Without Rural Lifestyle it says: “Martin County shall provide reasonable and equitable options for development outside the urban service districts, including agriculture and small scale-service establishments necessary to support rural and agricultural uses.”
That offers no opportunity for commercial development.
But the new definition adds Rural Lifestyle to the list of permitted uses. And Rural Lifestyle has the 6,000-square-foot community store, deemed commercial by the judge, and other uses, such as the golf cottages. Melzer contends the change in that one policy opens the door to any other commercial use a developer could propose.
“I would not be suing if this were all about Discovery,” Melzer said in an interview. “They’re taking down the whole urban boundaries.”
Racetracks and water parks?
Melzer lost at another stab at wording she said paved the way for commercial development.
Among the many requirements the county would put on the developer under the new rules would be to “provide private or public recreation uses and events that support or complement sustainable rural or agricultural lifestyles and local charities or that provide direct environmental benefit, employment or economic opportunities.”
Racetracks and water parks offer “economic opportunities,” Melzer argued, relying on the testimony of her expert witness, Charlie Gauthier.
A racetrack operator, for instance, that announced in May 2022 that it planned a 900-acre development in Martin County could move forward under that interpretation.

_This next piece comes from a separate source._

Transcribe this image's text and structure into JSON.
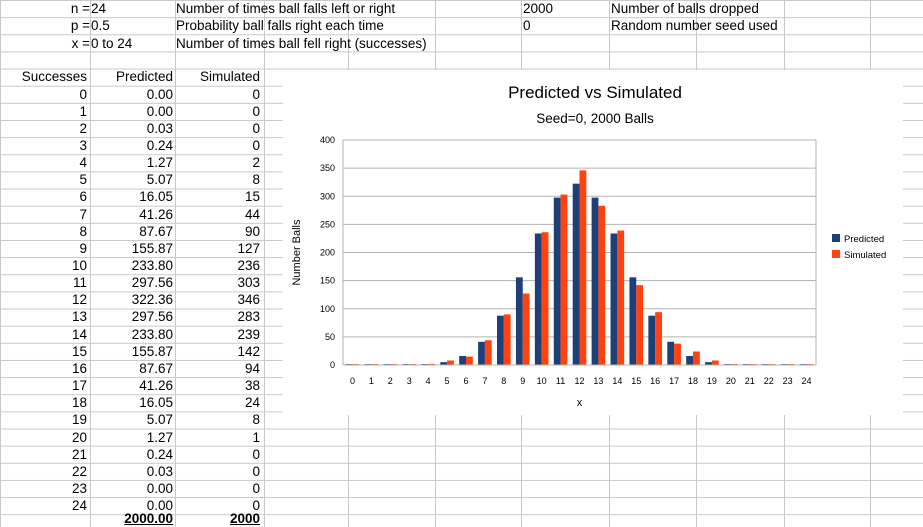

That won’t happen, the judge determined, because “recreational uses” in Rural Lifestyle must “support or complement sustainable rural or agricultural lifestyles.”
“The text of Rural Lifestyle makes clear that the recreational uses must be tied to the rural community,” Ffolkes wrote.
Discovery’s land planner, she wrote, “persuasively testified” that examples of such recreational uses include trails that connect to a state park, land for equestrian activities and a golf course, all of which Discovery is offering.
After the ruling, Martin County said in a statement that it was pleased that the judge ruled in its favor on all but one issue. The county is evaluating its options and views Rural Lifestyle as a way “to protect what makes Martin County special.”
Efforts to reach Discovery land planner Morris Crady and Discovery’s lawyers went unanswered.
Discovery’s plans remain in limbo. Both sides filed pleadings on Monday to persuade the Florida Cabinet, sitting as the Florida Administration Commission. The commission has final say on challenges to city and county growth plans.
If it is found to be in compliance, the golf course proposals lining up for approvals are likely to move forward.It remains to be seen if those developments would have the right to build public-serving restaurants, hotels or other commercial ventures, as Melzer fears. The county argues they would not.